One of the topics covered was Refactoring Redundant Code that demonstrates how to move redundant code to its own labeled block ending with a ret and replacing it with a call.
The example given in the video is 2 blocks containing:
mov eax,power
mul ebx
mov power,eax
inc count
which it replaces with call CalculateNextPower
and CalculateNextPower looks like:
CalculateNextPower:
mov eax,power
mul ebx
mov power,eax
inc count
ret
Out of curiosity, trying to reduce compiled size, I compiled some C and C++ projects with -S and various optimizations including -Os,-O2,-O3,-pipe,-combine and -fwhole-program and analyzed the resulting *.s files for redundancy using a lightly patched (for .s files) version of duplo. Only -fwhole-program (now deprecated IIRC) had a significant effect toward eliminating duplicate code across files (I assume its replacement(s) -flto would behave similarly during link time - roughly equivalent to compiling with -ffunction-sections -fdata-sections and linking with --gc-sections) but still misses significantly large blocks of code.

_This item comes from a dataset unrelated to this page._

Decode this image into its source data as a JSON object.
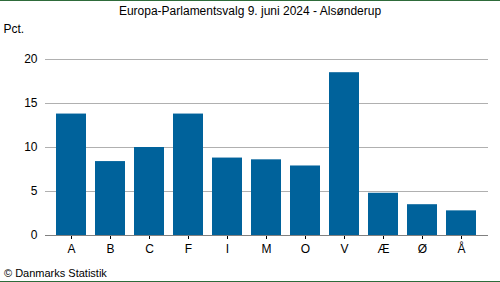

Manual optimization using the duplo output resulted in ~10% size reduction in a random C project and and almost 30% in a random C++ project when only contiguous blocks of assembly with at least 5 contiguous duplicate instructions were deduplicated.
Am I missing a compiler option (or even a standalone tool) that eliminates redundant assembly automatically when compiling for size (including other compilers: clang, icc, etc..) or is this functionality absent (for a reason?)?
If it doesn't exist, it could be possible to modify duplo to ignore lines starting with a '.' or ';' (and others?) and replace duplicate code blocks with calls to functions with the duplicate code, but I am open to other suggestions that would work directly with the compiler's internal representations (preferably clang or gcc).
Edit: I patched duplo to identify blocks of duplicate assembly here, but it still requires manual refactoring at the moment. As long as the same compiler is used to generate the code, it may be possible (but probably slow) to identify the largest blocks of duplicate code, put them in their own "function" block and replace the code with a CALL to that block.